Le général Baduel fit échouer le putsch d'avril 2002 contre Hugo Chavez
Venezuela - Constitution : la réforme de Chavez est un coup d'Etat selon Baduel
CARACAS, mercredi 7 novembre 2007 (LatinReporters.com) - L'approbation par
référendum, le 2 décembre prochain, de la réforme
de la Constitution du Venezuela proposée par le président Hugo
Chavez "consommerait un coup d'Etat" estime l'ex-ministre de la Défense
et général à la retraite Raul Isaias Baduel. Chavez lui
doit son retour au pouvoir après le putsch qui l'avait évincé
pendant 48 heures en avril 2002.
La réforme "mène le peuple comme des brebis à l'abattoir"
et "l'unique arme démocratique et légale qui nous reste est
de voter non" a déclaré Baduel.
Il s'exprimait le 5 novembre lors d'une conférence de presse dans
un modeste hôtel de Caracas. Selon le militaire retraité, la
réforme serait en réalité "une transformation de l'Etat",
un virage idéologique vers "un modèle très différent
de pays", dominé par "un supposé socialisme à la vénézuélienne", en violation du pluralisme consacré par l'actuelle Constitution de 1999.
Comme de nombreux juristes et comme les étudiants qui manifestent
contre la réforme, Baduel estime qu'un tel bouleversement, portant
sur 69 des 350 articles de la Constitution, ne pourrait être proposé
que par une nouvelle Assemblée constituante et non par le seul président
avalisé par l'Assemblée nationale qu'il domine.
Ministre de la Défense jusqu'au 18 juillet dernier après avoir
été commandant en chef de l'armée, Baduel dirigea à
la tête de la brigade de parachutistes l'opération "Récupération
de la dignité" qui ramena dans la nuit du 14 au 15 avril 2002 Hugo
Chavez au palais présidentiel. Il en avait été évincé
48 heures plus tôt au profit du patron des patrons Pedro Carmona.
Baduel fut en outre avec Chavez l'un des quatre jeunes officiers fondateurs,
en 1982, du Mouvement bolivarien révolutionnaire 200 (MBR-200), creuset
de la révolution dite bolivarienne menée depuis 1999 au Venezuela.
Avec pareil pedigree, Raul Isaias Baduel est écouté lorsqu'il
parle. Il a fait la une des médias avec son "obligation morale" de
mettre en garde les Vénézuéliens et en particulier ses
"compagnons d'armes", afin qu'ils analysent "profondément", avant
de voter, la réforme "idéologique" et "néfaste" de la
Constitution.
Chavez a amplifié l'onde de choc. Alors que le canal public de télévision
VTV diffusait l'image de Baduel au soir même de ses déclarations,
on a entendu, intervenant en direct par téléphone dans le même
programme, Hugo Chavez traiter son ancien allié et sauveur de "traître"

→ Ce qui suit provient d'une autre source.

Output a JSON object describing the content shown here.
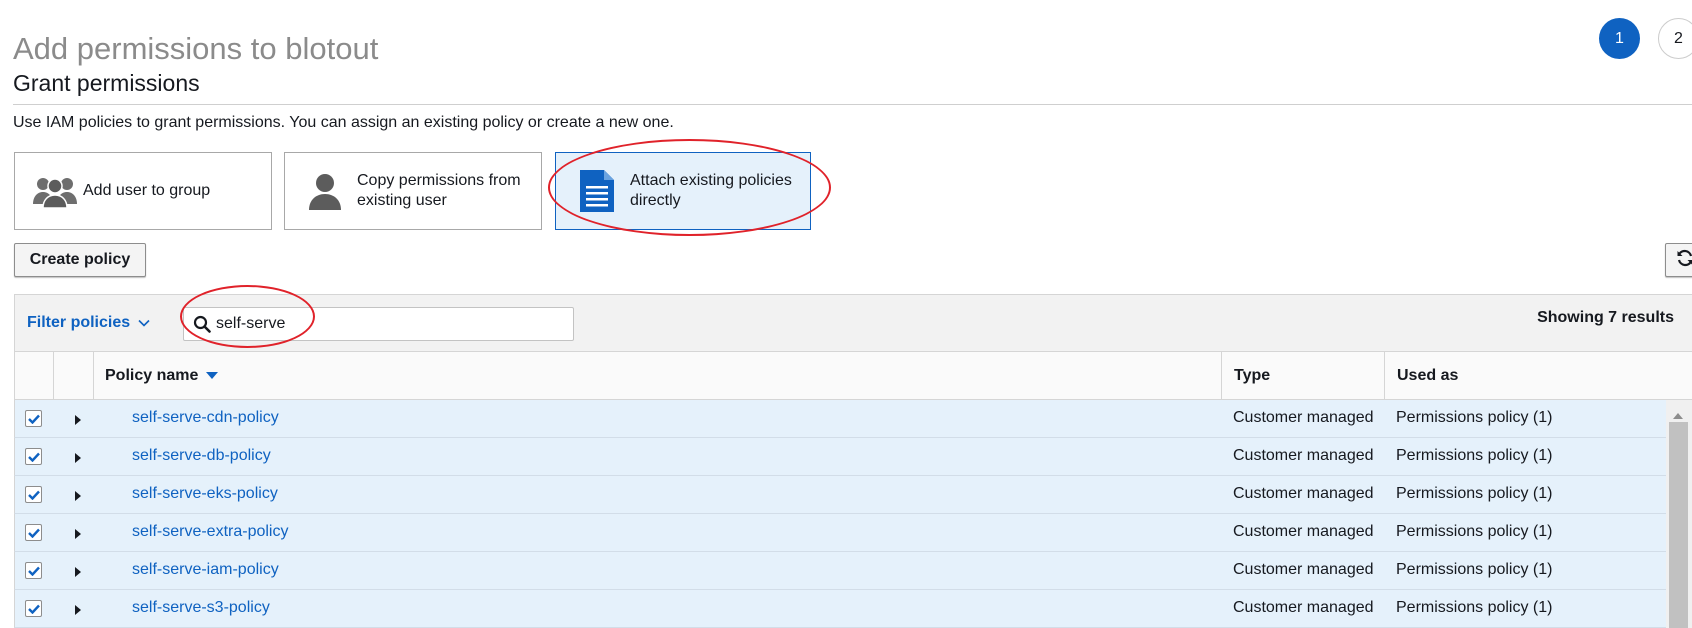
{
  "header": {
    "title": "Add permissions to blotout",
    "steps": [
      "1",
      "2"
    ]
  },
  "section": {
    "title": "Grant permissions",
    "description": "Use IAM policies to grant permissions. You can assign an existing policy or create a new one."
  },
  "options": [
    {
      "label_lines": [
        "Add user to group"
      ],
      "icon": "users-group-icon",
      "selected": false
    },
    {
      "label_lines": [
        "Copy permissions from",
        "existing user"
      ],
      "icon": "user-icon",
      "selected": false
    },
    {
      "label_lines": [
        "Attach existing policies",
        "directly"
      ],
      "icon": "document-icon",
      "selected": true
    }
  ],
  "toolbar": {
    "create_policy_label": "Create policy",
    "refresh_icon": "refresh-icon"
  },
  "filter": {
    "label": "Filter policies",
    "search_value": "self-serve",
    "results_text": "Showing 7 results"
  },
  "table": {
    "columns": [
      "Policy name",
      "Type",
      "Used as"
    ],
    "rows": [
      {
        "name": "self-serve-cdn-policy",
        "type": "Customer managed",
        "used_as": "Permissions policy (1)",
        "checked": true
      },
      {
        "name": "self-serve-db-policy",
        "type": "Customer managed",
        "used_as": "Permissions policy (1)",
        "checked": true
      },
      {
        "name": "self-serve-eks-policy",
        "type": "Customer managed",
        "used_as": "Permissions policy (1)",
        "checked": true
      },
      {
        "name": "self-serve-extra-policy",
        "type": "Customer managed",
        "used_as": "Permissions policy (1)",
        "checked": true
      },
      {
        "name": "self-serve-iam-policy",
        "type": "Customer managed",
        "used_as": "Permissions policy (1)",
        "checked": true
      },
      {
        "name": "self-serve-s3-policy",
        "type": "Customer managed",
        "used_as": "Permissions policy (1)",
        "checked": true
      }
    ]
  },
  "colors": {
    "accent": "#0f62c1",
    "selected_bg": "#e5f1fb",
    "annotation": "#e0222a"
  }
}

recruté par "l'extrême droite". Estimant que Baduel "a appelé
à ignorer les institutions", le président a indiqué
que le haut commandement militaire s'était déjà réuni
pour analyser la situation.
Hugo Chavez a peut-être ainsi offert sans le vouloir à l'opposition
la figure charismatique dont elle manque, quoique Baduel, 52 ans (un de moins
que Chavez), se dit fidèle à l'actuelle Constitution bolivarienne
de 1999 honnie par la droite.
Rejetant d'éventuelles accusations de revanchisme pour n'avoir pas
reçu la présidence du puissant monopole public PDVSA (Petroleos
de Venezuela S.A.), Raul Isaias Baduel a rappelé qu'en juillet déjà,
lors de la cérémonie de son passage à la retraite en
présence de Chavez, il avait douté publiquement
du bien-fondé d'une dérive socialiste radicale.
En référence à la consigne castriste "Patrie, socialisme
ou mort" instaurée par Hugo Chavez dans les casernes, Raul Isaias
Baduel a dénoncé l'utilisation de slogans visant à "identifier
pleinement les militaires à un parti pris politique". Globalement, selon lui, le projet de réforme constitutionnelle "promeut la polarisation et contribue à l'affrontement entre Vénézuéliens, car il est fabriqué de manière absurde autour d'une idéologie, alors qu'une Constitution doit être un pacte social jouissant du plus
grand consensus".
Début septembre, Vicente Diaz Silva, unique membre non chaviste de
la direction du stratégique Conseil national électoral, faisait
une réflexion similaire. Il estimait que le terme ""socialisme", maintes
fois inclus dans le projet de réforme de la Constitution, affecte
le principe fondamental de pluralisme inscrit dans l'actuelle Charte fondamentale.
Aussi proposait-il de remplacer "socialisme" par "humanisme".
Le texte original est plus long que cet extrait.